Wednesday, September 3, 2014

Persuading someone to meet with you

As a journalist I have been getting meetings with people for so long I have to stop and think of the techniques I use. It doesn't hurt if you're representing, as I used to be, an international wire service or magazine.

Dorie Clark sums up the rules for being effective:
If you’re asking someone you don’t know for a half-hour, or even 10 minutes, you have to think of your request like you’re making a VC pitch. Why should they speak to you? How can you establish your credibility upfront? How will it benefit them? How can you pack the greatest ROI into the shortest time?
This sounds remarkably like the rules for persuading people in a speech or an article:
  • Understand your audience
  • Know what they need or want
  • Offer it to them
Those people you want to meet? Everyone else wants to meet them, too, meaning you have to give them a reason to see you. They want to know: what's in it for me?

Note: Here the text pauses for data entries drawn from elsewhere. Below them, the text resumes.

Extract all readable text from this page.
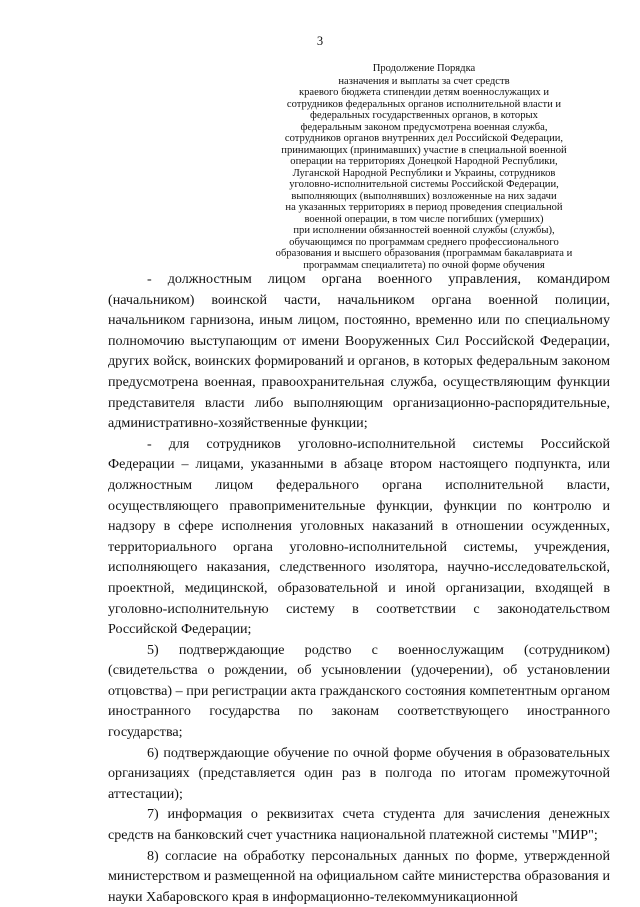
3
Продолжение Порядка
назначения и выплаты за счет средств
краевого бюджета стипендии детям военнослужащих и
сотрудников федеральных органов исполнительной власти и
федеральных государственных органов, в которых
федеральным законом предусмотрена военная служба,
сотрудников органов внутренних дел Российской Федерации,
принимающих (принимавших) участие в специальной военной
операции на территориях Донецкой Народной Республики,
Луганской Народной Республики и Украины, сотрудников
уголовно-исполнительной системы Российской Федерации,
выполняющих (выполнявших) возложенные на них задачи
на указанных территориях в период проведения специальной
военной операции, в том числе погибших (умерших)
при исполнении обязанностей военной службы (службы),
обучающимся по программам среднего профессионального
образования и высшего образования (программам бакалавриата и
программам специалитета) по очной форме обучения

- должностным лицом органа военного управления, командиром (начальником) воинской части, начальником органа военной полиции, начальником гарнизона, иным лицом, постоянно, временно или по специальному полномочию выступающим от имени Вооруженных Сил Российской Федерации, других войск, воинских формирований и органов, в которых федеральным законом предусмотрена военная, правоохранительная служба, осуществляющим функции представителя власти либо выполняющим организационно-распорядительные, административно-хозяйственные функции;

- для сотрудников уголовно-исполнительной системы Российской Федерации – лицами, указанными в абзаце втором настоящего подпункта, или должностным лицом федерального органа исполнительной власти, осуществляющего правоприменительные функции, функции по контролю и надзору в сфере исполнения уголовных наказаний в отношении осужденных, территориального органа уголовно-исполнительной системы, учреждения, исполняющего наказания, следственного изолятора, научно-исследовательской, проектной, медицинской, образовательной и иной организации, входящей в уголовно-исполнительную систему в соответствии с законодательством Российской Федерации;

5) подтверждающие родство с военнослужащим (сотрудником) (свидетельства о рождении, об усыновлении (удочерении), об установлении отцовства) – при регистрации акта гражданского состояния компетентным органом иностранного государства по законам соответствующего иностранного государства;

6) подтверждающие обучение по очной форме обучения в образовательных организациях (представляется один раз в полгода по итогам промежуточной аттестации);

7) информация о реквизитах счета студента для зачисления денежных средств на банковский счет участника национальной платежной системы "МИР";

8) согласие на обработку персональных данных по форме, утвержденной министерством и размещенной на официальном сайте министерства образования и науки Хабаровского края в информационно-телекоммуникационной
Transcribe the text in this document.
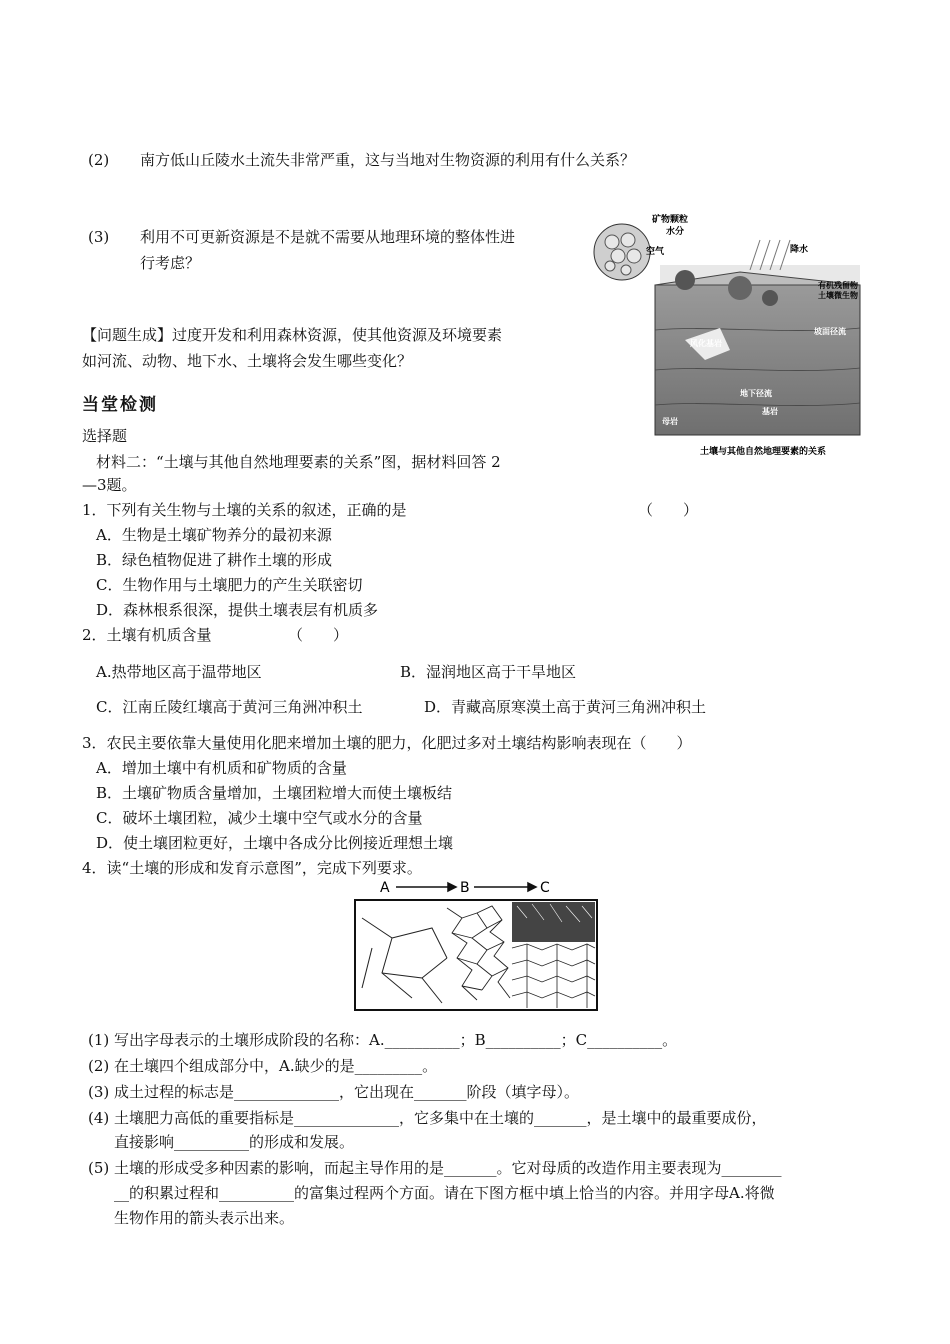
(2) 南方低山丘陵水土流失非常严重，这与当地对生物资源的利用有什么关系？
(3) 利用不可更新资源是不是就不需要从地理环境的整体性进
行考虑？
【问题生成】过度开发和利用森林资源，使其他资源及环境要素
如河流、动物、地下水、土壤将会发生哪些变化？
当堂检测
选择题
材料二：“土壤与其他自然地理要素的关系”图，据材料回答 2
—3题。
矿物颗粒
水分
空气	降水
有机残留物
土壤微生物
坡面径流
风化基岩
地下径流
基岩
母岩
土壤与其他自然地理要素的关系
1．下列有关生物与土壤的关系的叙述，正确的是	（　　）
A．生物是土壤矿物养分的最初来源
B．绿色植物促进了耕作土壤的形成
C．生物作用与土壤肥力的产生关联密切
D．森林根系很深，提供土壤表层有机质多
2．土壤有机质含量	（　　）
A.热带地区高于温带地区	B．湿润地区高于干旱地区
C．江南丘陵红壤高于黄河三角洲冲积土	D．青藏高原寒漠土高于黄河三角洲冲积土
3．农民主要依靠大量使用化肥来增加土壤的肥力，化肥过多对土壤结构影响表现在（　　）
A．增加土壤中有机质和矿物质的含量
B．土壤矿物质含量增加，土壤团粒增大而使土壤板结
C．破坏土壤团粒，减少土壤中空气或水分的含量
D．使土壤团粒更好，土壤中各成分比例接近理想土壤
4．读“土壤的形成和发育示意图”，完成下列要求。
A	B	C
(1) 写出字母表示的土壤形成阶段的名称：A.__________；B__________；C__________。
(2) 在土壤四个组成部分中，A.缺少的是_________。
(3) 成土过程的标志是______________，它出现在_______阶段（填字母）。
(4) 土壤肥力高低的重要指标是______________，它多集中在土壤的_______，是土壤中的最重要成份，
直接影响__________的形成和发展。
(5) 土壤的形成受多种因素的影响，而起主导作用的是_______。它对母质的改造作用主要表现为________
__的积累过程和__________的富集过程两个方面。请在下图方框中填上恰当的内容。并用字母A.将微
生物作用的箭头表示出来。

Here's one of those people. Steve Blank is an entrepreneur and academic in Silicon Valley. You can read what he thinks about requests for his time here. The bottom line for him? "Who is offering to teach me something I don’t know?"

So instead of what you want, you have to start with what the other person wants. You have to do your homework. If you don't have anything to offer you might want to rethink your reason for wanting a meeting in the first place.